Creating an ad-hoc job in Cloudera Data Engineering

Ad-hoc runs mimic the behavior of the traditional spark-submit or a single execution of an Airflow DAG, where the job runs once. These runs will not establish a permanent job definition. You can use the ad-hoc job runs for log analysis and future reference.

Before you begin

  • Ensure that you have a Virtual Cluster that is ready to use.
  1. In the Cloudera Data Platform (CDP) console, click the Data Engineering tile. The Home page displays.
  2. Click See More under Deploy and select Ad-Hoc Run. The Create an Ad-Hoc Spark Job dialog box is displayed.
  3. Select a Virtual Cluster.
  4. Enter a Job Name.
  5. In the Select Application Files drop-down list, select Resource and upload or select the resource or URL and enter the URL that contains the file or Repository and select a file from the repository and the file will be automatically added to the job.
  6. Enter a Main Class.
  7. Enter Arguments and Configurations.
  8. Select a Python Environment.
  9. Select a Data Connector.
Steps for advanced options

You can upload additional files, customize the number of executors, drivers, executor cores, and memory.

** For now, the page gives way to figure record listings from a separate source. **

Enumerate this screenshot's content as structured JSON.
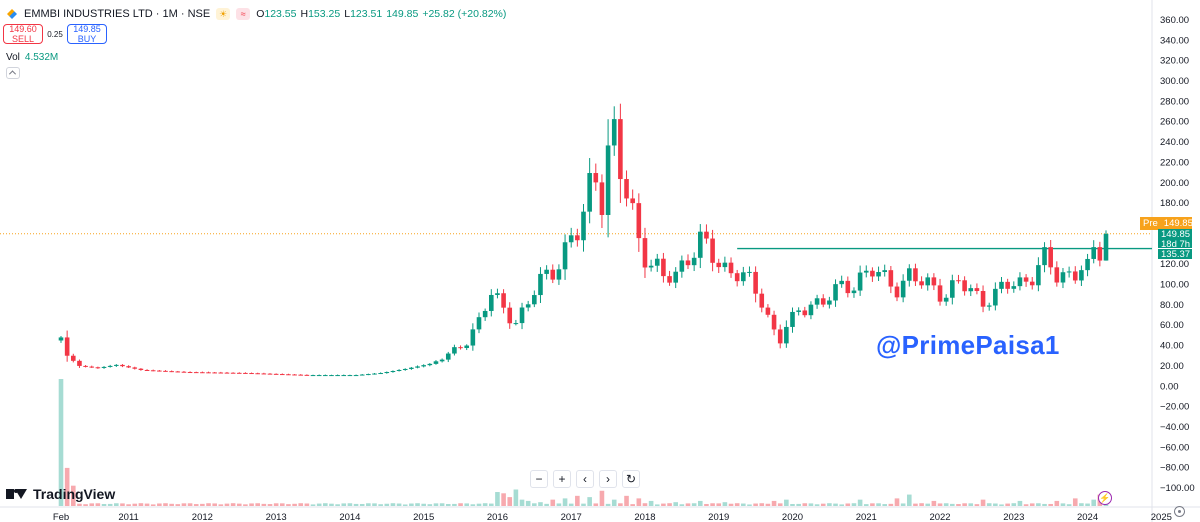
{
  "header": {
    "symbol": "EMMBI INDUSTRIES LTD · 1M · NSE",
    "ohlc": [
      {
        "k": "O",
        "v": "123.55"
      },
      {
        "k": "H",
        "v": "153.25"
      },
      {
        "k": "L",
        "v": "123.51"
      },
      {
        "k": "",
        "v": "149.85"
      },
      {
        "k": "",
        "v": "+25.82 (+20.82%)"
      }
    ],
    "icons": [
      "sun-icon",
      "wave-icon"
    ]
  },
  "trade": {
    "sell_price": "149.60",
    "sell_label": "SELL",
    "spread": "0.25",
    "buy_price": "149.85",
    "buy_label": "BUY"
  },
  "volume": {
    "label": "Vol",
    "value": "4.532M"
  },
  "watermark": "@PrimePaisa1",
  "brand": "TradingView",
  "zoom_controls": [
    "−",
    "+",
    "‹",
    "›",
    "↻"
  ],
  "price_tags": {
    "pre_label": "Pre",
    "pre_value": "149.85",
    "last_price": "149.85",
    "countdown": "18d 7h",
    "line_value": "135.37"
  },
  "colors": {
    "up": "#089981",
    "down": "#f23645",
    "pre": "#f7a21b",
    "vol_up": "#a6dcd3",
    "vol_down": "#f7a9ae"
  },
  "chart_data": {
    "type": "candlestick",
    "y_axis_ticks": [
      360,
      340,
      320,
      300,
      280,
      260,
      240,
      220,
      200,
      180,
      160,
      140,
      120,
      100,
      80,
      60,
      40,
      20,
      0,
      -20,
      -40,
      -60,
      -80,
      -100
    ],
    "y_axis_labels": [
      "360.00",
      "340.00",
      "320.00",
      "300.00",
      "280.00",
      "260.00",
      "240.00",
      "220.00",
      "200.00",
      "180.00",
      "160.00",
      "140.00",
      "120.00",
      "100.00",
      "80.00",
      "60.00",
      "40.00",
      "20.00",
      "0.00",
      "−20.00",
      "−40.00",
      "−60.00",
      "−80.00",
      "−100.00"
    ],
    "ylim": [
      -110,
      370
    ],
    "x_axis_labels": [
      "Feb",
      "2011",
      "2012",
      "2013",
      "2014",
      "2015",
      "2016",
      "2017",
      "2018",
      "2019",
      "2020",
      "2021",
      "2022",
      "2023",
      "2024",
      "2025"
    ],
    "x_axis_positions": [
      0,
      11,
      23,
      35,
      47,
      59,
      71,
      83,
      95,
      107,
      119,
      131,
      143,
      155,
      167,
      179
    ],
    "horizontal_line": 135.37,
    "pre_market_line": 149.85,
    "anchors": [
      [
        0,
        48
      ],
      [
        1,
        30
      ],
      [
        3,
        20
      ],
      [
        6,
        18
      ],
      [
        9,
        21
      ],
      [
        13,
        16
      ],
      [
        20,
        14
      ],
      [
        30,
        13
      ],
      [
        40,
        11
      ],
      [
        48,
        11
      ],
      [
        52,
        13
      ],
      [
        56,
        17
      ],
      [
        60,
        22
      ],
      [
        63,
        30
      ],
      [
        66,
        45
      ],
      [
        68,
        65
      ],
      [
        70,
        88
      ],
      [
        72,
        78
      ],
      [
        74,
        64
      ],
      [
        76,
        80
      ],
      [
        78,
        103
      ],
      [
        80,
        118
      ],
      [
        82,
        132
      ],
      [
        84,
        148
      ],
      [
        85,
        168
      ],
      [
        86,
        198
      ],
      [
        87,
        215
      ],
      [
        88,
        190
      ],
      [
        89,
        228
      ],
      [
        90,
        238
      ],
      [
        91,
        205
      ],
      [
        92,
        190
      ],
      [
        93,
        172
      ],
      [
        94,
        148
      ],
      [
        95,
        132
      ],
      [
        96,
        120
      ],
      [
        97,
        112
      ],
      [
        98,
        104
      ],
      [
        100,
        112
      ],
      [
        102,
        130
      ],
      [
        104,
        138
      ],
      [
        106,
        128
      ],
      [
        108,
        118
      ],
      [
        110,
        112
      ],
      [
        112,
        100
      ],
      [
        114,
        85
      ],
      [
        116,
        55
      ],
      [
        117,
        45
      ],
      [
        118,
        58
      ],
      [
        120,
        72
      ],
      [
        122,
        84
      ],
      [
        124,
        82
      ],
      [
        126,
        92
      ],
      [
        128,
        100
      ],
      [
        130,
        108
      ],
      [
        132,
        112
      ],
      [
        134,
        104
      ],
      [
        136,
        100
      ],
      [
        138,
        108
      ],
      [
        140,
        100
      ],
      [
        142,
        98
      ],
      [
        144,
        92
      ],
      [
        146,
        100
      ],
      [
        148,
        93
      ],
      [
        150,
        86
      ],
      [
        152,
        90
      ],
      [
        154,
        98
      ],
      [
        156,
        102
      ],
      [
        158,
        112
      ],
      [
        160,
        122
      ],
      [
        162,
        108
      ],
      [
        164,
        112
      ],
      [
        166,
        118
      ],
      [
        167,
        112
      ],
      [
        168,
        128
      ],
      [
        169,
        123.55
      ]
    ],
    "last_candle": {
      "o": 123.55,
      "h": 153.25,
      "l": 123.51,
      "c": 149.85
    },
    "volume_spikes": [
      [
        0,
        1.0
      ],
      [
        1,
        0.3
      ],
      [
        2,
        0.16
      ],
      [
        71,
        0.11
      ],
      [
        72,
        0.1
      ],
      [
        73,
        0.07
      ],
      [
        74,
        0.13
      ],
      [
        75,
        0.05
      ],
      [
        76,
        0.04
      ],
      [
        78,
        0.03
      ],
      [
        80,
        0.05
      ],
      [
        82,
        0.06
      ],
      [
        84,
        0.08
      ],
      [
        86,
        0.07
      ],
      [
        88,
        0.12
      ],
      [
        90,
        0.05
      ],
      [
        92,
        0.08
      ],
      [
        94,
        0.06
      ],
      [
        96,
        0.04
      ],
      [
        100,
        0.03
      ],
      [
        104,
        0.04
      ],
      [
        108,
        0.03
      ],
      [
        116,
        0.04
      ],
      [
        118,
        0.05
      ],
      [
        130,
        0.05
      ],
      [
        136,
        0.06
      ],
      [
        138,
        0.09
      ],
      [
        142,
        0.04
      ],
      [
        150,
        0.05
      ],
      [
        156,
        0.04
      ],
      [
        162,
        0.04
      ],
      [
        165,
        0.06
      ],
      [
        168,
        0.05
      ],
      [
        169,
        0.09
      ]
    ]
  }
}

  1. Upload files and resources.
  2. Configure Compute options.
  3. Set an option for Log Level.
  4. Click Enable GPU Accelerations checkbox to enable the GPU acceleration and configure selectors and tolerations if you want to run the job on specific GPU nodes.
  5. Click Create and Run.
  1. In the Cloudera Data Platform (CDP) console, click the Data Engineering tile. The Home page displays.
  2. In the Jobs section under Airflow, and click Ad-hoc Run.
  3. Select a Virtual Cluster.
  4. Enter a Job Name.
  5. Upload a DAG file.
  6. Click Create and Run.